Tuesday, February 24, 2009

A new article on bag bans

Today's New York Times features an article on various bag ban efforts in the U.S. Here are my thoughts on some excepts:

SEATTLE — Last summer, city officials here became the first in the nation to approve a fee on paper and plastic shopping bags in many retail stores. The 20-cent charge was intended to reduce pollution by encouraging reusable bags.

Voters in Seattle will decide in August whether to accept a 20-cent fee on plastic and paper bags, like these carried by Shannon Blackley, in many retail stores.

But a petition drive financed by the plastic-bag industry delayed the plan.
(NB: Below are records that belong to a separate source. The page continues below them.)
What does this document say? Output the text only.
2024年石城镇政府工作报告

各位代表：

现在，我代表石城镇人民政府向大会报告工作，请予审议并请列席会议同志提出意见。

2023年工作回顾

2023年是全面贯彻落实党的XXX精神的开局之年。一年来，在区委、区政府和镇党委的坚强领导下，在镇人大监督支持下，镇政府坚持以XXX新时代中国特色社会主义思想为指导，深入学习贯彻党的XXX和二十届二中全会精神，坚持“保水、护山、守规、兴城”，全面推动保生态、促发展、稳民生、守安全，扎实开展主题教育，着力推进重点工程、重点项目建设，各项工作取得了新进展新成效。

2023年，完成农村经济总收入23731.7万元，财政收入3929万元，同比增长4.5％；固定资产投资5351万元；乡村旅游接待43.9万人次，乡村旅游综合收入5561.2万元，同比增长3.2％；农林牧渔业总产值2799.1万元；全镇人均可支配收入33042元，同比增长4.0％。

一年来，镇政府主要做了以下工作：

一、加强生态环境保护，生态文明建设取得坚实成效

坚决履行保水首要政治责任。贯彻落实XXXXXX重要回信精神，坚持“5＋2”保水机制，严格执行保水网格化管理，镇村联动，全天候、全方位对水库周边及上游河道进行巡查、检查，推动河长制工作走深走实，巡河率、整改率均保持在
Now a far broader segment of Seattle’s bag carriers — its voters — will decide the matter in an election in August.

Even in a city that likes to be environmentally conscious, the outcome is uncertain.


20 cents?
That is a hefty fee! I can completely see why the outcome of the vote is uncertain. I would be tempted to vote against it. Why did they settle on 20 cents and not a nickel, like bans being considered in other states?
In Connecticut, a bill that would put a 5-cent fee on most paper and plastic bags is being promoted as potentially raising as much as $10 million a year for the depleted budget of the Environmental Protection Department.

“We’re not just exploring how can we get more money out of this,” said State Representative Kim Fawcett, a Fairfield Democrat who is sponsoring the bill. “We’re asking, ‘How can we help people change their behavior?’ ”

Taxing and levying fines on those who can least afford it rubs me the wrong way. But making the fee optional if one but changes behaviors takes the sting out of it, as does making that fee smaller (even well meaning shoppers will forget at first, and I'm sure a 5-cent fee would annoy, but a 20-cent fee would enrage-- you know?). Ultimately, I think the goal of removing a portion of plastic pollution is worth the effort, and so much the better if moneys collected from the fees can be used for environmental clean-up.

My favorite part of NYC's current bag recycling law is the requirement for stores to not only offer recycling containers, but to provide re-usable bags for sale-- the reason we see so many re-usable shopping bags with store logos on them now is a direct result of the law. Stores didn't all start selling them at once out of a desire to be green! They did it because they had to. That part of the law is intended to change people's behavior-- and it is working.
Over the last year, bag makers have increased their marketing efforts, saying that their product has been unfairly maligned and that they will do more to reduce waste through recycling.

I will believe that when I see it. I am highly doubtful. Recycling all that plastic is bound to be more expensive than manufacturing new plastic. Of course I don't know that as a certainty, but come ON.
In the Manhattan Beach case, a Superior Court judge ruled on Friday in favor of bag makers, saying the city should have determined whether a ban on plastic bags would have caused environmental damage by increasing the use of paper bags.

What about comparing plastic bags to re-usable bags? Was that even mentioned?
“The important thing to understand from the perspective of this industry is that there’s not a single manufactured product on earth that has no environmental profile,” Mr. Joseph said.

Mr. Joseph has a point. But I have to think that a reusable bag has a better environmental profile than a plastic one-time-use bag.
“For some reason,” he continued, “the great microscope of the environmental community has decided on the plastic-bag issue and decided, O.K., it’s going to be our symbol.”


Yep. And with any luck, plastic bottles will be next.